TEMPO.CO, Jakarta - Ukraina mengabaikan ultimatum Rusia untuk menyerahkan kota Sievierodonetsk pada Rabu ketika para menteri pertahanan NATO berkumpul di Brussels untuk membahas pengiriman lebih banyak senjata berat mengisi kembali persediaan Kyiv yang semakin menipis.
Rusia sebelumnya mengancam tentara Ukraina yang bertahan di sebuah pabrik kimia di kota yang hancur itu untuk menghentikan "perlawanan yang tidak masuk akal dan meletakkan senjata" mulai Rabu pagi, setelah unggul dalam pertempuran untuk menguasai Ukraina timur.
Rencana yang diumumkan oleh Moskow untuk membuka koridor kemanusiaan bagi warga sipil yang terjebak di pabrik itu terganggu oleh serangan Ukraina, kata separatis yang didukung Rusia seperti dikutip oleh kantor berita RIA. Separatis telah merencanakan untuk membawa warga sipil ke wilayah di bawah kendali mereka.
Ukraina mengatakan lebih dari 500 warga sipil, termasuk 40 anak-anak, terjebak di dalam pabrik kimia Azot, di mana pasukannya telah melawan pengeboman Rusia selama berminggu-minggu yang telah menghancurkan sebagian besar Sievierodonetsk.
Walikota Sievierodonetsk, Oleksandr Stryuk, mengatakan setelah batas waktu pagi berlalu, pasukan Rusia berusaha menyerbu kota dari beberapa arah tetapi pasukan Ukraina terus mempertahankannya.

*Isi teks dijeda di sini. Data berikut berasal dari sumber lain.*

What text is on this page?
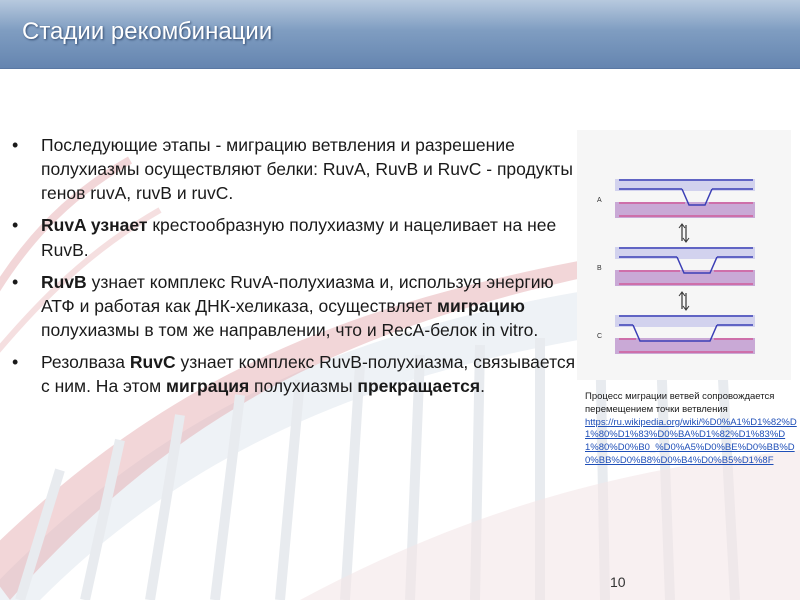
Стадии рекомбинации
• Последующие этапы - миграцию ветвления и разрешение полухиазмы осуществляют белки: RuvA, RuvB и RuvC - продукты генов ruvA, ruvB и ruvC.
• RuvA узнает крестообразную полухиазму и нацеливает на нее RuvB.
• RuvB узнает комплекс RuvA-полухиазма и, используя энергию АТФ и работая как ДНК-хеликаза, осуществляет миграцию полухиазмы в том же направлении, что и RecA-белок in vitro.
• Резолваза RuvC узнает комплекс RuvB-полухиазма, связывается с ним. На этом миграция полухиазмы прекращается.
A
B
C
Процесс миграции ветвей сопровождается перемещением точки ветвления
https://ru.wikipedia.org/wiki/%D0%A1%D1%82%D1%80%D1%83%D0%BA%D1%82%D1%83%D1%80%D0%B0_%D0%A5%D0%BE%D0%BB%D0%BB%D0%B8%D0%B4%D0%B5%D1%8F
10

"Kami mencoba mendorong musuh ke pusat kota," katanya di televisi, tanpa mengacu pada ultimatum. "Ini adalah situasi yang sedang berlangsung dengan keberhasilan parsial."
Serhiy Gaidai, gubernur wilayah Luhansk yang membawahi Sievierodonetsk, mengatakan tentara mempertahankan kota dan mencegah pasukan Rusia masuk Lysychansk, kota kembar yang dipegang oleh Ukraina di tepi seberang sungai Siverskyi Donets.
"Namun demikian, Rusia dekat dan penduduk menderita dan rumah-rumah dihancurkan," katanya dalam unggahan online tepat sebelum batas waktu Rusia pukul 8 pagi waktu Moskow.
Luhansk adalah salah satu dari dua provinsi timur yang diklaim Moskow atas nama proksi separatis. Bersama-sama mereka membentuk Donbas, kawasan industri Ukraina tempat Rusia memfokuskan serangannya setelah gagal merebut ibu kota Ukraina, Kyiv, pada Maret.
Intelijen Inggris mengatakan para pejuang di pabrik kimia itu bisa bertahan di bawah tanah dan pasukan Rusia kemungkinan akan tetap fokus pada mereka, menjaga mereka dari menyerang di tempat lain.
Tetapi pasukan Ukraina di front timur kelelahan dan kalah jumlah, kata Menteri Pertahanan Inggris Ben Wallace.
Pemboman Azot mengingatkan pengepungan pabrik baja Azovstal sebelumnya di pelabuhan selatan Mariupol, tempat ratusan pejuang dan warga sipil Ukraina berlindung dari serangan Rusia. Mereka yang akhirnya menyerah pada pertengahan Mei dan dibawa ke tahanan Rusia.